Jersey City neighborhoods are diverse, and each offers something different. In addition to downtown, there’s also:
- Bergen/Lafayette: An “up-and-coming” area according to multiple agents, adjacent to downtown and with great access to Liberty State Park. There is a lot of commercial and residential development happening here, but it’s more of the boutique low-rise variety. There’s also a light rail stop here that connects to the PATH train.
- Journal Square: Sits on the hill above historic downtown and has a bustling, urban feel, due to the density of commercial development in the neighborhood. It has the most-used PATH train station, plus bus service directly to NYC.
- The Heights: An affordable neighborhood north of Journal Square, with a light rail connection and bus service to the city. “People from Brooklyn seem to love it,” says Falcicchio. “There’s an artsy vibe, and a lot of new businesses on Palisades Avenue.”
- Greenville: The southernmost tip of Jersey City, with single- and two-family row houses, though there is a lot of development slated here in the next few years. Falcicchio sees a lot of people moving here from Queens.
- Paulus Hook: A historic area on the waterfront, and therefore pricier. There are two ferry service providers, the PATH at Exchange Place, and new boutique rental buildings. One broker compares it to the West Village in terms of aesthetic.
If you want luxury, go downtown
“There is a huge appetite for luxury in Jersey City,” says Richard Wernick, the managing director of residential leasing at the LeFrak Organization, a developer of six luxury high-rises in the Newport section of the Jersey City waterfront.
In 2017, the company opened its largest project yet: Ellipse, a 41-story glass tower. A four-bedroom penthouse apartment rents for $10,995—the highest rent in Jersey City, according to Wernick.
“Years ago, it was back-office support and IT workers in financial services moving in,” Wernick says. “Now it’s more people on the front end coming in, plus young couples starting their lives together, having their first child. There’s also a huge international draw.”

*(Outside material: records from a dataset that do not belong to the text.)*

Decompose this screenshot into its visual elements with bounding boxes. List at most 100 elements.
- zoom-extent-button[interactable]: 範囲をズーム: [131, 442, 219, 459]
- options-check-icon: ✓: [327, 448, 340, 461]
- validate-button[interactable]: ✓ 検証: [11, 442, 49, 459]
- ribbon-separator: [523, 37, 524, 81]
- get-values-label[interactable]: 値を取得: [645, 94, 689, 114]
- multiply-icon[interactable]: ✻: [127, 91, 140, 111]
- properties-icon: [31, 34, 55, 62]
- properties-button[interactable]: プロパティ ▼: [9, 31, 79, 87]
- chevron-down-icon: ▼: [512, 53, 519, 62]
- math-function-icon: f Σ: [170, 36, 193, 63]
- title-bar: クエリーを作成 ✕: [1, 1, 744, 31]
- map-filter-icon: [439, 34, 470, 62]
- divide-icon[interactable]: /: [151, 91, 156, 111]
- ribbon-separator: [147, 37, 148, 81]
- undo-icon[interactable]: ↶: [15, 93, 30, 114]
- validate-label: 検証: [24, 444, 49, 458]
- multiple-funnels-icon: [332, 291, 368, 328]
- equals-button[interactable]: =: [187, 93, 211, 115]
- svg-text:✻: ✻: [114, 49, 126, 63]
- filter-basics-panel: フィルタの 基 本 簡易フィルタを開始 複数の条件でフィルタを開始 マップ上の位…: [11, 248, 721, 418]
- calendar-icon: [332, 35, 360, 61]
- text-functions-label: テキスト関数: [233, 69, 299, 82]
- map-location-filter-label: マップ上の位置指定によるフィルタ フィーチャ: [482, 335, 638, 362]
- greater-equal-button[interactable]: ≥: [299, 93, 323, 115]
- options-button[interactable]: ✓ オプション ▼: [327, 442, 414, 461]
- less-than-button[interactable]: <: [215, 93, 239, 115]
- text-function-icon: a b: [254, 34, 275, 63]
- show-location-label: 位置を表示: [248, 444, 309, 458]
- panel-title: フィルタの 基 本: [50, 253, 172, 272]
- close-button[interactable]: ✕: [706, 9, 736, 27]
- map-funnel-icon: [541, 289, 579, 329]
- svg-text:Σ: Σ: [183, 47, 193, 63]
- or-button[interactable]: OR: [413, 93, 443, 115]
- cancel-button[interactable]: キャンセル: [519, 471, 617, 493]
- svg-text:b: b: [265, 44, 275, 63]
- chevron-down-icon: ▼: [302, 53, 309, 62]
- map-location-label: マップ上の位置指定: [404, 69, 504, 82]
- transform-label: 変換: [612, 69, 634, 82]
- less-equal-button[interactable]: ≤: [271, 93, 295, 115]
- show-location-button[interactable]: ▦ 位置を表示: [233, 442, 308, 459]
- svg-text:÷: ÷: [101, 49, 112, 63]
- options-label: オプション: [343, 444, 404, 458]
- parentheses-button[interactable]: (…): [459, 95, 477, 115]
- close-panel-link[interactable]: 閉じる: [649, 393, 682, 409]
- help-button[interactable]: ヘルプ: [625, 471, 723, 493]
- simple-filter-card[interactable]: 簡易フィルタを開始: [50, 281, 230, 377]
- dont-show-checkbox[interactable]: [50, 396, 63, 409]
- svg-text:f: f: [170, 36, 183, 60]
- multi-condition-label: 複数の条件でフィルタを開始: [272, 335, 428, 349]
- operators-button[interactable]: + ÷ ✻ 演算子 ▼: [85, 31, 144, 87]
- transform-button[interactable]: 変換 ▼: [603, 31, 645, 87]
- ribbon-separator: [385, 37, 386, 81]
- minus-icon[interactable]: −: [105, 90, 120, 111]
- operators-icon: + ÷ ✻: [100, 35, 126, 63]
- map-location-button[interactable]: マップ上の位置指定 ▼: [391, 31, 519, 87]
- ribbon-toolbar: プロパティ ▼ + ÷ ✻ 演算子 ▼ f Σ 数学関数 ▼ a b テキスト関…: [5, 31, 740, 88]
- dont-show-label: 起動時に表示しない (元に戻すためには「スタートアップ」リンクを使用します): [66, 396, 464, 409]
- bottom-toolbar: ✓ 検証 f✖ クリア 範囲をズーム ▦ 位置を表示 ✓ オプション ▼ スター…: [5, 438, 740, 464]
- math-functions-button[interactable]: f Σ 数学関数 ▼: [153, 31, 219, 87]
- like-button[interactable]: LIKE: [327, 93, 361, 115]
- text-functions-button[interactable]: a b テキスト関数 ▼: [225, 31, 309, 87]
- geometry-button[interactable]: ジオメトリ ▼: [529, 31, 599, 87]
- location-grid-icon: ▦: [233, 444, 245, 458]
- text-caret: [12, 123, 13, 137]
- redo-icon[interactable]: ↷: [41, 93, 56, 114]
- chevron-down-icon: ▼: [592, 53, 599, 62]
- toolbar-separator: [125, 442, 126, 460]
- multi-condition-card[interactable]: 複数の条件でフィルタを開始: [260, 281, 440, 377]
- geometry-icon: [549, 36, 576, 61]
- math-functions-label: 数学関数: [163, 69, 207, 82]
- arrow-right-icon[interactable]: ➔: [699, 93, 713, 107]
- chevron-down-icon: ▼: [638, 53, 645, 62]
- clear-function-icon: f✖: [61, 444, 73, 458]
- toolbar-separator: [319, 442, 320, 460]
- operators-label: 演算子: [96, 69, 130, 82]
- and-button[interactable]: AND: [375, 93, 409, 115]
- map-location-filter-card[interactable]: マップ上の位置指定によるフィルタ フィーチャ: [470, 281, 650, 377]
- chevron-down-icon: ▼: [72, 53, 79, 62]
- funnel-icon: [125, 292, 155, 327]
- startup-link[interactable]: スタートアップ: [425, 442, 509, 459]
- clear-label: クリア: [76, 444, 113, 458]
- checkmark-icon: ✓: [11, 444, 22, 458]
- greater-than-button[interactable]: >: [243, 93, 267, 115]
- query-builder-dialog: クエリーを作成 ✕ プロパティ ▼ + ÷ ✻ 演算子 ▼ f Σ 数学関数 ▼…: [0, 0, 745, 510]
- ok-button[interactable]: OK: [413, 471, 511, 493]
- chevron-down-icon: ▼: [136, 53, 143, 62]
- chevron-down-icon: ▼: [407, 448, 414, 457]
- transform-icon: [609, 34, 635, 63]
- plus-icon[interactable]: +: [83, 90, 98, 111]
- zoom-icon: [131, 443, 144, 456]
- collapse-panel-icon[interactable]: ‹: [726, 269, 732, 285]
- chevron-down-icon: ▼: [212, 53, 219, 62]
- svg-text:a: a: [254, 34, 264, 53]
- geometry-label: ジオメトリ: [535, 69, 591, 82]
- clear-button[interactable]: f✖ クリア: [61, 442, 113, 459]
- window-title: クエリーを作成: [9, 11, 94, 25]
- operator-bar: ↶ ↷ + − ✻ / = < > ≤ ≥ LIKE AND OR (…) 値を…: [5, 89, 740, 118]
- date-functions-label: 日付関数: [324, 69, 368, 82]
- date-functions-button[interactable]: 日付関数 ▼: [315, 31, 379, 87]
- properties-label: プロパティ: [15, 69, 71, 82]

Another luxury high-rise, 90 Columbus, is representative of the downtown luxury boom. A full-service 51-story tower above the Grove Street PATH Station, 90 Columbus is near restaurants, cafes, boutiques, and nightlife spots that have opened in recent years, and it’s loaded with amenities.
Like many of the new buildings on the Jersey City waterfront, it’s also a piece of a bigger project: the fourth and final phase of the Columbus Collection, a mixed-use complex jointly developed by Ironstate and Panepinto Properties that comprises almost 1,500 units, a luxury hotel, a parking garage, and street-level retail space.
“Step out of what you think you know about this place and come see what it’s about,” Falcicchio said. “I don’t know that people realize what’s possible living in Jersey City.”